Protestantism

Protestantism represents the second largest strand of Christianity when taken as a whole, counting 593 million Protestants across the world. However, Protestantism is not a single church or communion but a diverse spectrum of independent communions and theologies, including Lutheranism, Methodism, Presbyterianism, and Anglicanism. Protestantism was born out of the Protestant Reformation (1517-1648), a movement against certain practices and teachings of the medieval and early modern Catholic Church led most notably by Martin Luther (1483-1546) and John Calvin (1509-1564).
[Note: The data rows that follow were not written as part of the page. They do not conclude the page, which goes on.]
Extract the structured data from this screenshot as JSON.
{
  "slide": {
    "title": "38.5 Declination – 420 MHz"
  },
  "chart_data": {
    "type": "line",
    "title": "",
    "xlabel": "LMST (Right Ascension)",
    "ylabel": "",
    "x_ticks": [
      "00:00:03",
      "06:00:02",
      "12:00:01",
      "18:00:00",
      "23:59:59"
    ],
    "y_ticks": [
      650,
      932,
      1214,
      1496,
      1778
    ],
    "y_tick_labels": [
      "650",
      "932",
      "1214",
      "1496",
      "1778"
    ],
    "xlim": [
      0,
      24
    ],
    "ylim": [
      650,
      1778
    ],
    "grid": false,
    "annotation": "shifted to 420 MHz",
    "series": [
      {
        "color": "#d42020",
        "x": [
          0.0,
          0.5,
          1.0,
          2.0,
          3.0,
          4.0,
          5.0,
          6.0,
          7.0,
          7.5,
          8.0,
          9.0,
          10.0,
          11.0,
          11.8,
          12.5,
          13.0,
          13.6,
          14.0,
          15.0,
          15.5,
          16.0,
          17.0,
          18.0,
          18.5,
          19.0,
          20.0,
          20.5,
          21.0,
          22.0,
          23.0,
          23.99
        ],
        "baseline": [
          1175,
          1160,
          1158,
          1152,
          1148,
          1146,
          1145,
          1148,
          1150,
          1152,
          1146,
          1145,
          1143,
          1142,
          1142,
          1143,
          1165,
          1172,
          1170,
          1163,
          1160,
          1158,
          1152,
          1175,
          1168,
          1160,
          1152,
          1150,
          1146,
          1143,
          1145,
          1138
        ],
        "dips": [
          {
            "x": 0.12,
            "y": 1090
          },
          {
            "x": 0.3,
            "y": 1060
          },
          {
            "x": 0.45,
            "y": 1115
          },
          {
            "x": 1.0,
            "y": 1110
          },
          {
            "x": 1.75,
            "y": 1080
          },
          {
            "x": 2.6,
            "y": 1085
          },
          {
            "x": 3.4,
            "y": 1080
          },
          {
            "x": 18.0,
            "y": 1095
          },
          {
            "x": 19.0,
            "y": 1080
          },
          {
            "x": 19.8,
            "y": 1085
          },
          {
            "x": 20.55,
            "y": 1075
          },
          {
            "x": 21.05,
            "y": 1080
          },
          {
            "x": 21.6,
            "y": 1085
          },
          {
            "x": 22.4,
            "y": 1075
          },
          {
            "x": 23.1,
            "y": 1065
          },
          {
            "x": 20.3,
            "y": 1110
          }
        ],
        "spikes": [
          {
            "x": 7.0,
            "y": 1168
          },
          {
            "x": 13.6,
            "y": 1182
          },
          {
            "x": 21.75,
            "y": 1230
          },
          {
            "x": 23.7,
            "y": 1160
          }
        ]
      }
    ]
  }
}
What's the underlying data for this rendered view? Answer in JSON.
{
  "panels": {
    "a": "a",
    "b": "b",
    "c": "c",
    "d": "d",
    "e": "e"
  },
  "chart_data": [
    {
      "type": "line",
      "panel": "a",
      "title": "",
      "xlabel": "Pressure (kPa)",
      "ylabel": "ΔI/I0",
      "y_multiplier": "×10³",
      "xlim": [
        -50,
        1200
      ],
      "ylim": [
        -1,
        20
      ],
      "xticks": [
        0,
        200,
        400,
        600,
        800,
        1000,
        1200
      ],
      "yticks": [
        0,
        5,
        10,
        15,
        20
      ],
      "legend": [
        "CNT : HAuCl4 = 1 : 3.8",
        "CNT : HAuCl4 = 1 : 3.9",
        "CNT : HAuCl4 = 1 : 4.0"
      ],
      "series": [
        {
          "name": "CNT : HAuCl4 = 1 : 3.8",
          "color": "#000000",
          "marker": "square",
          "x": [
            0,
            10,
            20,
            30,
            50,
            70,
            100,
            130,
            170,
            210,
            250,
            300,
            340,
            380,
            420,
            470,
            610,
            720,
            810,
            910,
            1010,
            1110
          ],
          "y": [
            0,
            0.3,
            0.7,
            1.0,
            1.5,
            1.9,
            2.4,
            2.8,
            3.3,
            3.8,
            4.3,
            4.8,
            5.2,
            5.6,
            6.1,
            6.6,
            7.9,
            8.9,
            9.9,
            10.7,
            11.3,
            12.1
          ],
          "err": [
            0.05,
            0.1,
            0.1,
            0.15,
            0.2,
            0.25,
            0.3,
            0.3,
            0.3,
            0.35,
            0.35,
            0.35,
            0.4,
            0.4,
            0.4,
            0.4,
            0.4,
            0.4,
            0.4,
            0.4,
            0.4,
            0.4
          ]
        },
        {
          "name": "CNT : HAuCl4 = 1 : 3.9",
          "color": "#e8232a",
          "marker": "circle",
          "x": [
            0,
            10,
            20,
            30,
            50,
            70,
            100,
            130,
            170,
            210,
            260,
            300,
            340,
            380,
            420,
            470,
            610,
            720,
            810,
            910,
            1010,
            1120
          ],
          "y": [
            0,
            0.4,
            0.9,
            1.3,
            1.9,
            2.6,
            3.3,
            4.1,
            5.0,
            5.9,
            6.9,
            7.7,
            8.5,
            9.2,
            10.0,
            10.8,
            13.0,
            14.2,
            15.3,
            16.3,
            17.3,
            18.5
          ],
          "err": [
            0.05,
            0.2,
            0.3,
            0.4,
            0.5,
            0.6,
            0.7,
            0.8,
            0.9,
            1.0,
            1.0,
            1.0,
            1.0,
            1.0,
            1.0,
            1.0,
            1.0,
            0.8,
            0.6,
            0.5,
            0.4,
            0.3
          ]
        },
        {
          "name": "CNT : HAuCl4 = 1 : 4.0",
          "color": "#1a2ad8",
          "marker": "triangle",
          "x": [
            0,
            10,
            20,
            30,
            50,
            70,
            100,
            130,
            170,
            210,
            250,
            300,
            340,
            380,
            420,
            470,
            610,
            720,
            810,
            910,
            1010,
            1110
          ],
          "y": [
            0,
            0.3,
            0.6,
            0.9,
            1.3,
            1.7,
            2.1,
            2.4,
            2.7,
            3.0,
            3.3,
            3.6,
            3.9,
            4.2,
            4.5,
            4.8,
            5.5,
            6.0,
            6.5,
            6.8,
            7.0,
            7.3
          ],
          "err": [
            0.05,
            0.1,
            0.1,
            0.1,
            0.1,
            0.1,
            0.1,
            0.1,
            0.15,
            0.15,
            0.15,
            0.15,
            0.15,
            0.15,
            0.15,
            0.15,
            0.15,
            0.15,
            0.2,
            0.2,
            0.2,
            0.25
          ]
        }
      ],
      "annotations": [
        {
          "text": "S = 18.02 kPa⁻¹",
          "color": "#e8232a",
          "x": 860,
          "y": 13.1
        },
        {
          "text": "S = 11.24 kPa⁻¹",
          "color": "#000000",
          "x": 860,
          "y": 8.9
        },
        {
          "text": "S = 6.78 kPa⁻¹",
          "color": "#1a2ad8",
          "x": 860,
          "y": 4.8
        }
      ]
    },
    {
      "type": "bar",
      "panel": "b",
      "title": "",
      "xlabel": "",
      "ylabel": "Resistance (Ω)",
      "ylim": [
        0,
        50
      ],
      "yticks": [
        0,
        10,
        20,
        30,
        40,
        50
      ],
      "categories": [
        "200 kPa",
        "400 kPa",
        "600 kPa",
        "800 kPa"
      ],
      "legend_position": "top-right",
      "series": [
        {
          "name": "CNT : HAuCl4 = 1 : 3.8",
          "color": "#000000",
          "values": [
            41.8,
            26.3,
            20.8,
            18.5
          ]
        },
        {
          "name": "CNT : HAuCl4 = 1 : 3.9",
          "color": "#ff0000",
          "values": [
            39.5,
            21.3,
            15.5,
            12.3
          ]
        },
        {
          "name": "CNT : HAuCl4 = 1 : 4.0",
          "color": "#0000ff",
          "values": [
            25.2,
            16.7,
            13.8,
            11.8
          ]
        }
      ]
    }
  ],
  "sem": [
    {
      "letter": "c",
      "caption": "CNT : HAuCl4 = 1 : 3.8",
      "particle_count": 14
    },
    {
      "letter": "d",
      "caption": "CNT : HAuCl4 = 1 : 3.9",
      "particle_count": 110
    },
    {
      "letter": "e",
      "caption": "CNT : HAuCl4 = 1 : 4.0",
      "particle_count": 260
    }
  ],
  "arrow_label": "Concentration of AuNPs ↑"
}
Three fundamental principles unify all strands of Protestantism: the doctrine of sola scriptura (“by scripture alone”) holds that the Bible alone is the sole judge and guide for any Christian faith and teaching; sola fide (“by faith alone”) teaches that the believer is justified only by his or her faith in Jesus Christ, not earned by good works, which are considered to be evidence of faith; and the doctrine of the universal priesthood of believers teaches that all Christians, not just ordained clergy, have the right and the duty to understand and interpret scripture.
The Protestant Reformation forever changed the face of Christianity as well as the course of Western history. The religious diversity created by the rise of Protestantism did much to shape modern religiopolitical principles like religious freedom and the separation of Church and State. Protestant values have also inspired much human rights advocacy, as demonstrated by Martin Luther King Jr. during the African-American Civil Rights Movement (1955-1968). The growth of secularism during the latter part of the twentieth century has led to a drop in Protestant numbers across Europe and North America, Protestantism’s historical strongholds. Conversely, Protestantism is on the rise throughout historically Catholic Latin America due to intense missionary efforts, particularly among Evangelical Christians.